I recently saw a couple of healthcare studies from Springboard Research, where it estimated that the total Healthcare IT market in Asia (excluding Japan) is expected to hit US$4.8 billion this year. If the healthcare industry has been saving for the rainy day, then guess what … it’s raining hard!
Back in the mid 1990’s, before someone coined the term “medical tourism,” that concept was known as the international patient business. Travelling internationally to seek healthcare in Asia is very much a norm among the wealthy in the developing nations! What has changed is that demand has now cascaded to include the very large middle class in those countries! Today, we are beginning to see innovative offerings such as medical treatment and procedures on board cruise ships, using on-board facilities that enable patients to recuperate while cruising and relaxing at sea!
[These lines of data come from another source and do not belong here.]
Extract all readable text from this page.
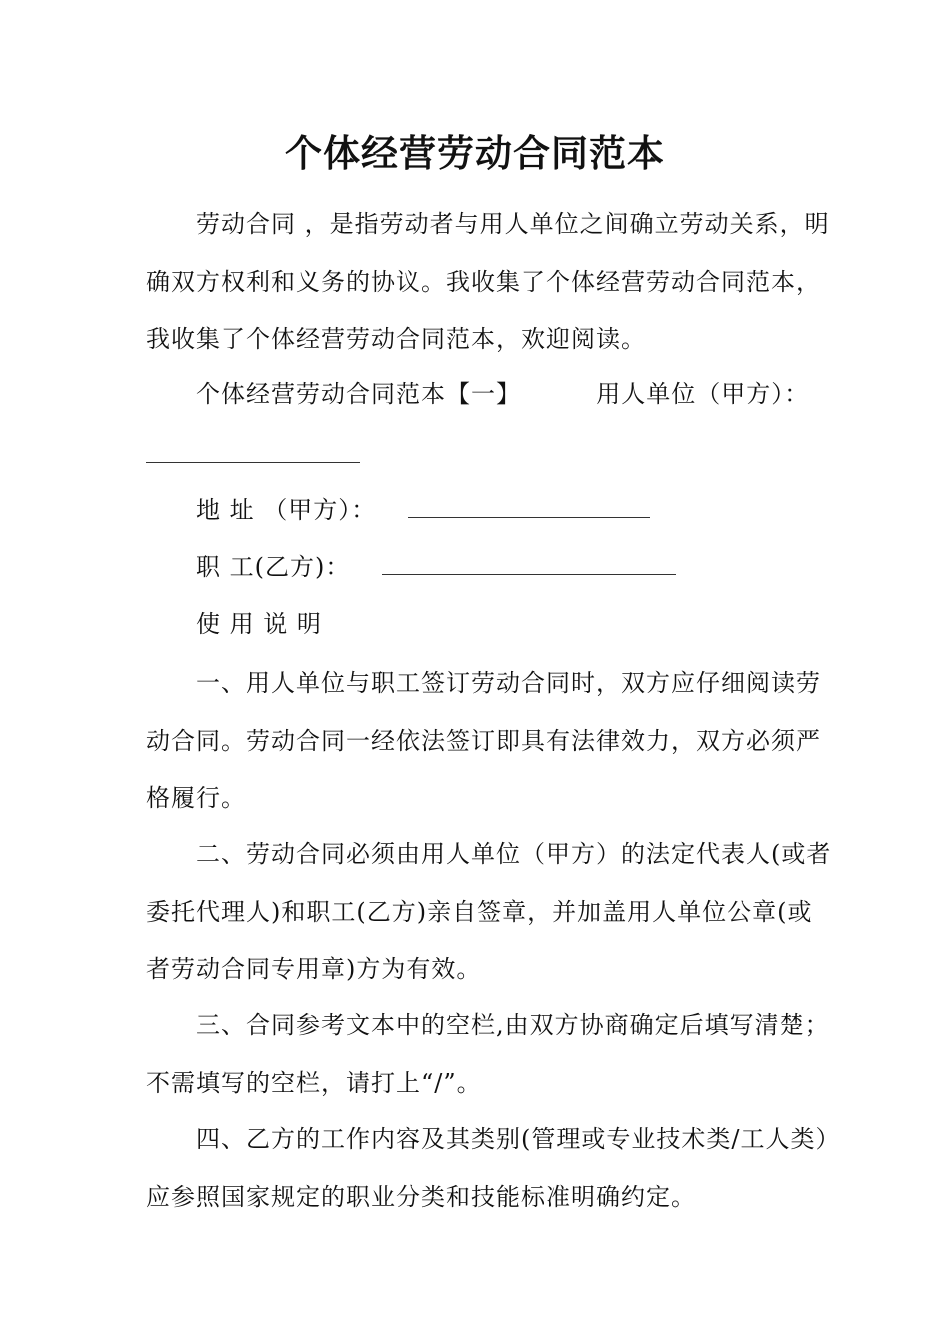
个体经营劳动合同范本

劳动合同 ，是指劳动者与用人单位之间确立劳动关系，明确双方权利和义务的协议。我收集了个体经营劳动合同范本，我收集了个体经营劳动合同范本，欢迎阅读。

个体经营劳动合同范本【一】	用人单位（甲方）：
地 址 （甲方）：
职 工(乙方)：
使 用 说 明

一、用人单位与职工签订劳动合同时，双方应仔细阅读劳动合同。劳动合同一经依法签订即具有法律效力，双方必须严格履行。

二、劳动合同必须由用人单位（甲方）的法定代表人(或者委托代理人)和职工(乙方)亲自签章，并加盖用人单位公章(或者劳动合同专用章)方为有效。

三、合同参考文本中的空栏,由双方协商确定后填写清楚；不需填写的空栏，请打上“/”。

四、乙方的工作内容及其类别(管理或专业技术类/工人类）应参照国家规定的职业分类和技能标准明确约定。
Demand drives competition and competition drives differentiation and therefore innovation. Developed nations in Asia and the healthcare providers within them have greatly increased their spending on technologies for medical and diagnostic equipment, care management and patient records, and are now investing in value-added applications to support this IT infrastructure, regulatory requirements and client privacy. Such was the case for Asian Hospital and Medical Center in the Philippines that recently adopted an AMALGA Hospital Information System from Microsoft to support the conversion from paper-driven manual processes to a fully automated environment—to ensure accuracy of data capture, lessen manual transcription in the transfer of patient data and minimize errors in medical results.
Even after patients return home from treatment in many facilities, physicians can continue to communicate with them electronically. For instance, hospitals in Singapore can upload medical-grade images and procedure records as required for continued care and treatment in their home country. By seamlessly linking electronic health record systems (EHRs) to share information across a broad network of providers, this approach provides international collaboration known as “patients beyond borders.” This type of collaboration depends on reliable, high-performance IP networking solutions that Brocade is very well positioned to deliver today!
Brocade – Enabling Healthcare Connectivity and Data Center Efficiency Any hospital network infrastructure is only as robust as its weakest link. A reliable, distributed, scalable and secured wired and wireless network infrastructure is required for connecting a hospital campus to a wide variety of devices, including laptops, workstations, nurses call stations, equipment tracking for patient diagnostics and administrative/record-keeping functions.
Brocade, in partnership with Motorola, ShoreTel, IBM Security and McAfee, is ready to help healthcare providers meet these requirements while aggressively reducing their Operating expenses. Brocade has a proven history of providing high-quality network infrastructure in thousands of mission-critical data centers around the world. As a result, it can leverage that experience to help healthcare providers scale up to the stringent performance and security expectations of modern medical facilities!